According to Zakari Madaki, a retired government teacher and also the Imam of the central mosque, who has lived in the community since 1981, “I have lived here since 1981. I was a government teacher at Garki village during Shehu Shagari. I went on to Robochi before I became the Imam of this central mosque in Pegi, Mauhta. In this particular area, the issue of kidnapping has reduced drastically since the presence of the military. In the aspect of community crisis, we have lived in peace with ourselves for many years, in this mosque, any tribe can worship and this has also promoted peace and tranquillity. Just last week over 30 people were kidnapped with their wives and children but the security forces from Lokoja invaded and rescued those people kidnapped. Last year around June, or July, a man Danlamin was kidnapped and a ransom of N11 million was requested from him and he was held for a month, but security forces from Nasarawa invaded and rescued him. In this particular area, the Navy is also trying, when there is any issue, they will respond with their patrol van and our prayers have been helping.”
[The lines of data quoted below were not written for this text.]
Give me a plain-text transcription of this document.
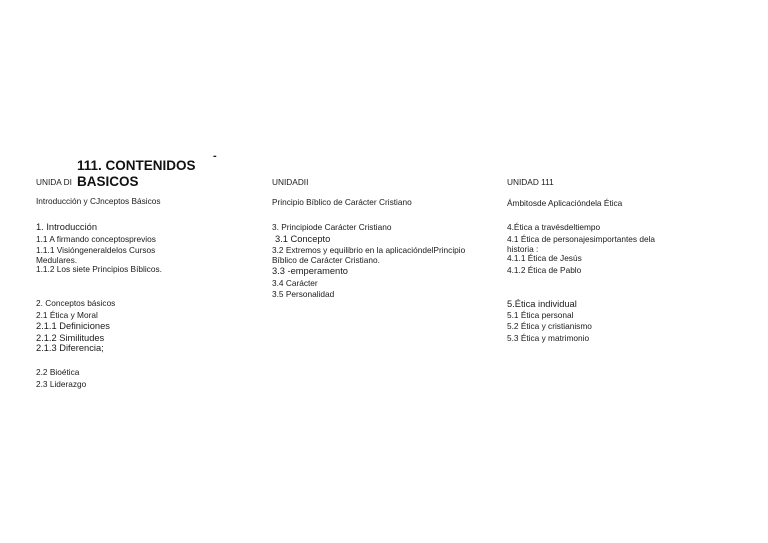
-
111. CONTENIDOS BASICOS
UNIDA DI
Introducción y CJnceptos Básicos
1. Introducción
1.1 A firmando conceptosprevios
1.1.1 Visióngeneraldelos Cursos Medulares.
1.1.2 Los siete Principios Bíblicos.
2. Conceptos básicos
2.1 Ética y Moral
2.1.1 Definiciones
2.1.2 Similitudes
2.1.3 Diferencia;
2.2 Bioética
2.3 Liderazgo
UNIDADII
Principio Bíblico de Carácter Cristiano
3. Principiode Carácter Cristiano
3.1 Concepto
3.2 Extremos y equilibrio en la aplicacióndelPrincipio Bíblico de Carácter Cristiano.
3.3 -emperamento
3.4 Carácter
3.5 Personalidad
UNIDAD 111
Ámbitosde Aplicacióndela Ética
4.Ética a travésdeltiempo
4.1 Ética de personajesimportantes dela historia :
4.1.1 Ética de Jesús
4.1.2 Ética de Pablo
5.Ética individual
5.1 Ética personal
5.2 Ética y cristianismo
5.3 Ética y matrimonio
Zaharaddeen Bala, a social engineer, who is also a resident of the community, gave his brief experience and suggestions:

“The process of any community development is typically focused on enhancing the quality of life for everyone who lives and works within that community. A number of strategies may be used to work towards these goals for a better life, including security, creating incentives for new business and construction of roads in the community. The roads that link this community to Kuje Town are a bit bad; we also appreciate the ongoing road project coming into the community.

“The major challenge facing us here before was kidnapping, since the presence of the Navy, it has reduced drastically and shifted to the inner villages. Due to the good understanding between the Navy and the people, people have been going about their daily activities peacefully. In the past, hundreds of people had been expelled from their own homes due to Kidnappers’ activities. But now, hundreds of civil servants have relocated from Kuje to Pegi, this is as a result of peace and security that has been restored within the community.
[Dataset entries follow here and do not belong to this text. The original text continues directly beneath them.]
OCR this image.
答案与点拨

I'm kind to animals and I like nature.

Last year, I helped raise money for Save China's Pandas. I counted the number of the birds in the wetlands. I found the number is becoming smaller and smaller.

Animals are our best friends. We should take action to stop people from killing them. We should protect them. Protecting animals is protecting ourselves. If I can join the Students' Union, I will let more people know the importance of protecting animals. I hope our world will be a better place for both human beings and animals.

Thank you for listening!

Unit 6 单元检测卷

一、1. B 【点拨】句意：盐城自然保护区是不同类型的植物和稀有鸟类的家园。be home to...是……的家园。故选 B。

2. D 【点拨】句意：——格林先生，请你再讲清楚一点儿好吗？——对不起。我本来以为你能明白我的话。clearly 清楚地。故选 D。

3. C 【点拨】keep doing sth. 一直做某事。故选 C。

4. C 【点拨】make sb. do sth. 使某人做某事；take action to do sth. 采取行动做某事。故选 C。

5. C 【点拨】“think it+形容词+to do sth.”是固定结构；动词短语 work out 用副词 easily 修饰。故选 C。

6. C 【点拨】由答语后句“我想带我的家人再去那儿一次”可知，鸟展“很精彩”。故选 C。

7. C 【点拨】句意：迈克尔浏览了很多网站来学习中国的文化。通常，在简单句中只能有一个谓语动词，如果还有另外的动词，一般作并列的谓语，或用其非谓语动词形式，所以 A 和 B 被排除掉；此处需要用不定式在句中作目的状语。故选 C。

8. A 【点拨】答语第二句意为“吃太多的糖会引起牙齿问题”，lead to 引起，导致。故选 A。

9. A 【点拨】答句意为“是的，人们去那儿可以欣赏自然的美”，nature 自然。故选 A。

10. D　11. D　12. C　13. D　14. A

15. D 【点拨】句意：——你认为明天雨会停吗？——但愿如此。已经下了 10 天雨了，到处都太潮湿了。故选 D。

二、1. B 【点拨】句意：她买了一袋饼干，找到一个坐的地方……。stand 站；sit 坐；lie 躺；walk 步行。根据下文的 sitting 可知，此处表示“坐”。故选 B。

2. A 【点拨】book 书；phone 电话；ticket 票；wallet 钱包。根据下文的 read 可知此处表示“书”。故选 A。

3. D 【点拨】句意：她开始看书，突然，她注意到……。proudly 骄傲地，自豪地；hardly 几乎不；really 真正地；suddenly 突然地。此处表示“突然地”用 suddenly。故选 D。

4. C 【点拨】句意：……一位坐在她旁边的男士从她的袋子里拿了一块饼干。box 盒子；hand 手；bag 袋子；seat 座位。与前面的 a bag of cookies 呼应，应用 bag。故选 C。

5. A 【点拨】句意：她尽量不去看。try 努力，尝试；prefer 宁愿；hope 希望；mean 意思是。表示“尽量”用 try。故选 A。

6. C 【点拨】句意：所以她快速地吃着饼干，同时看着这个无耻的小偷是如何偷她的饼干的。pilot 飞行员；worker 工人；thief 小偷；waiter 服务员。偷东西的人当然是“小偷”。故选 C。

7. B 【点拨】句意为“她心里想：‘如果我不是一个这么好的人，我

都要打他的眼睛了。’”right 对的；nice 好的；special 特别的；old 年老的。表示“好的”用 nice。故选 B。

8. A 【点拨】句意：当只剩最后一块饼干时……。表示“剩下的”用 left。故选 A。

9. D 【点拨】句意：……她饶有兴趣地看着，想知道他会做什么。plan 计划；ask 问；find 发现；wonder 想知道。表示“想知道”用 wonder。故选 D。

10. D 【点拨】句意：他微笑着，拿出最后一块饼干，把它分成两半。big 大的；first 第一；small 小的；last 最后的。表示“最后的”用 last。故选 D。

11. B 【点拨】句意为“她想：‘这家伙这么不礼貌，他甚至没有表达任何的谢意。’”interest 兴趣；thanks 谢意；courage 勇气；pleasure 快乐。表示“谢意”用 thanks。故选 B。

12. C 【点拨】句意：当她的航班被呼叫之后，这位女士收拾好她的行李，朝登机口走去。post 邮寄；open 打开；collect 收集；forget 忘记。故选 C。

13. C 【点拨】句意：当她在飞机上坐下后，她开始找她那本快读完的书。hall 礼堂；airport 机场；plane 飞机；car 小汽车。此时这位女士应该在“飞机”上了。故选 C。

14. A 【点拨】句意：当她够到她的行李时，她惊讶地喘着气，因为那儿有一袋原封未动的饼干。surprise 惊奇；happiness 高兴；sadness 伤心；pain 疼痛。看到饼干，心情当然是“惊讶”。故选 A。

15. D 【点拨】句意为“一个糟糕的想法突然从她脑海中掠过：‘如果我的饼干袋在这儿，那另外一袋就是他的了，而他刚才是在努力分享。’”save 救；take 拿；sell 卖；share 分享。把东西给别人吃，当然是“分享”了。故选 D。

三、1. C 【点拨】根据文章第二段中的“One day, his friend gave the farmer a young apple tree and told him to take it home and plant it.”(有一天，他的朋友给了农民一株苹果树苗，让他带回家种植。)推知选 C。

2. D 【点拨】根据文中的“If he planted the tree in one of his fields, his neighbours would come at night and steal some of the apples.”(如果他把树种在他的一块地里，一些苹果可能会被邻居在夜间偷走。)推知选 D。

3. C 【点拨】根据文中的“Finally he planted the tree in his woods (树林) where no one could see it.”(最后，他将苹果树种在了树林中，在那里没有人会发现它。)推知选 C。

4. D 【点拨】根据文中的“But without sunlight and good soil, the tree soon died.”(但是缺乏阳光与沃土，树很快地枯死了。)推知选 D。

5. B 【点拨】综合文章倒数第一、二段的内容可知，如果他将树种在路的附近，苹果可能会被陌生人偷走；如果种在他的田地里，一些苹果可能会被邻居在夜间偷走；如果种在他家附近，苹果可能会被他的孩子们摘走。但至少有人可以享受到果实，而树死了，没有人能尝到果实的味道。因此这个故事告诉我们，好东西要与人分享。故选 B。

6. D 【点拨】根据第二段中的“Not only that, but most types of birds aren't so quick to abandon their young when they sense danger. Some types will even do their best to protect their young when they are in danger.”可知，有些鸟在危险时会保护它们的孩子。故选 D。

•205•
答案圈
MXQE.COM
“So, my suggestion to the residents is to have environmental awareness and develop an interest in their immediate social situation, and also report any activity by any person or group of persons that can be a threat to the entire community and that will aid the progress of the Navy and their efforts to maintain lasting peace in the community.”

.Ibenu is a security intelligence expert, reporting his security analysis on challenges confronting the Pegi-Kuje community in Abuja, Nigeria.